In a recent advancemnet, scientists including those of Indian origin, have created the first ever battery-less cell phone that consumes almost zero power. The invention uses ambient radio signals or light as its source of energy.
Shyam Gollakota, associate professor at the University of Washington (UW) in the US said, “We have built what we believe is the first functioning cell phone that consumes almost zero power”.
The study that was published in the journal 'Proceedings of the Association for Computing Machinery on Interactive, Mobile, Wearable and Ubiquitous Technologies', researchers have eradicated the quest the better batteries.
The prototype phone, built with off-the-shelf components, takes advantage of tiny vibrations in a phone’s microphone or speaker that occur when a person is talking into a phone or listening to a call.
To transmit speech, the phone uses vibrations from the device’s microphone to encode speech patterns in the reflected signals.
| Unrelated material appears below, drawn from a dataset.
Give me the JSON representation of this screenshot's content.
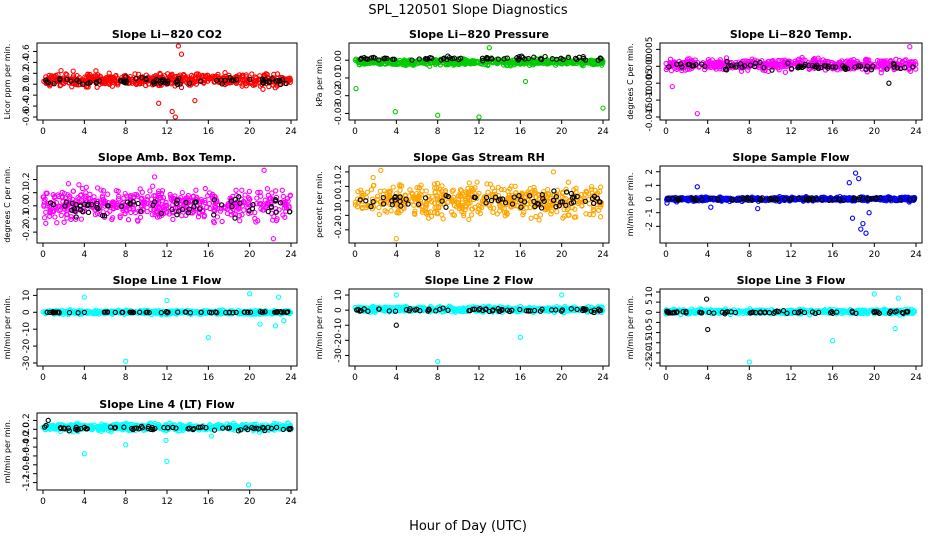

To receive speech, it converts encoded radio signals into sound vibrations that are picked up by the phone’s speaker.
In the prototype device, the user presses a button to switch between these two ‘transmitting’ and ‘listening’ modes, researchers said.
The phone must rely on a nearby base station that relays its signal to the cellular network, in this case via Skype. The base station provides the bulk of the phone’s operational power, which the phone harvests from radio signals.
This technology conceivably could be integrated into standard cellular network infrastructure or Wi-Fi routers now commonly used to make calls.
“You could imagine in the future that all cell towers or Wi-Fi routers could come with our base station technology embedded in it, and if every house has a Wi-Fi router in it, you could get battery-free cell phone coverage everywhere”, said Vamsi Talla, a research associate at UW.
The battery-free phone does still require a small amount of energy to perform some operations. The prototype has a power budget of 3.5 micro-watts.